Its iron lattice guardrail is covered in rust and peeling paint. A chain link fence extends the guardrail about another 4 feet high. A hole in the guardrail is patched with thin slats of wood, like a household fence.

“Obviously it doesn’t meet current standards,” O’Longaigh said. “The railroad has carried out their repairs. But they are definitely below where the city of Portland would repair the rail to.”

About 10 years ago, engineers rated the bridge’s substructure a three on a scale ranging from zero, “failed condition, out of service,” to nine, “excellent condition.”

The substructure remains rated a three, according to an inspection from September 2006. But its deck, which includes the road surface, and the superstructure, which includes the trusses that support the deck, have both deteriorated. Ten years ago, they were both rated a five, or “fair condition.”

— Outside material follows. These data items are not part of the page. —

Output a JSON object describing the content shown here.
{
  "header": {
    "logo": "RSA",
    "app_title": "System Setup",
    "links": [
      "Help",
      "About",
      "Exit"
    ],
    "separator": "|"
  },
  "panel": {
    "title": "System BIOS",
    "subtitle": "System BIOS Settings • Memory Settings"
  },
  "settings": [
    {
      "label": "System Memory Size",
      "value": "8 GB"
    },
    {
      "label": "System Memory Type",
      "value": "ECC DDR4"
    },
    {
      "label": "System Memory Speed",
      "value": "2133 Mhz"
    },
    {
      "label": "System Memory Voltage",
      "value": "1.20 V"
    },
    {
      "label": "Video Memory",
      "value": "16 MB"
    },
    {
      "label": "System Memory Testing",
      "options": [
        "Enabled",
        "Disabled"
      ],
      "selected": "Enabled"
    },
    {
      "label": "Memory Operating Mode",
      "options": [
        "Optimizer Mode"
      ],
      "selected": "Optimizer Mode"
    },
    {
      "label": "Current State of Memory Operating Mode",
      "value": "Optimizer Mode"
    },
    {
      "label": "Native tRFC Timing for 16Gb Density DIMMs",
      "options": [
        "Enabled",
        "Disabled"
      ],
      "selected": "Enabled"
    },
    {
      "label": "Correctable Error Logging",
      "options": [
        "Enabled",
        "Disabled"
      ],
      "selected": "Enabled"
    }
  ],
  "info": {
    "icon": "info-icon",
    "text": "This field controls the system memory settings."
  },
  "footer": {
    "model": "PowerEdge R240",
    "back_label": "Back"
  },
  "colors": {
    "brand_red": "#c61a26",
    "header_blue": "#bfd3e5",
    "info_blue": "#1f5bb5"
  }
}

Today, they’re both rated a four, or “poor condition,” which could indicate advanced section loss, according to federal guidelines.

In early 2003, city inspectors asked state officials for help urging the railroad to re-inspect the span. By July 2004, a railroad inspection gave the substructure and superstructure an eight rating and a seven for the deck.

But the railroad used railroad bridge inspectors, not inspectors trained to judge highway and other spans that go in a federal inventory, said Bruce Johnson, state bridge engineer for Oregon.

“They were not certified as highway bridge inspectors in Oregon, so they didn’t have the training to judge the bridge” in line with federal guidelines, he said.

O’Longaigh noted that the September ratings were lower than previous ones. He called Hartman and asked that the Willamette Boulevard, as well as a similar span on North Fessenden Street, be included in the next round of “load ratings” the state orders.

That study will most likely start next year, Hartman said. The state may also add a similar North Lombard Street span that is in better condition.

Meanwhile, Willamette Boulevard will continue to have inspections every year, rather than every two years as most bridges do, Hartman said.

“We want to keep an eye on this bridge,” he said.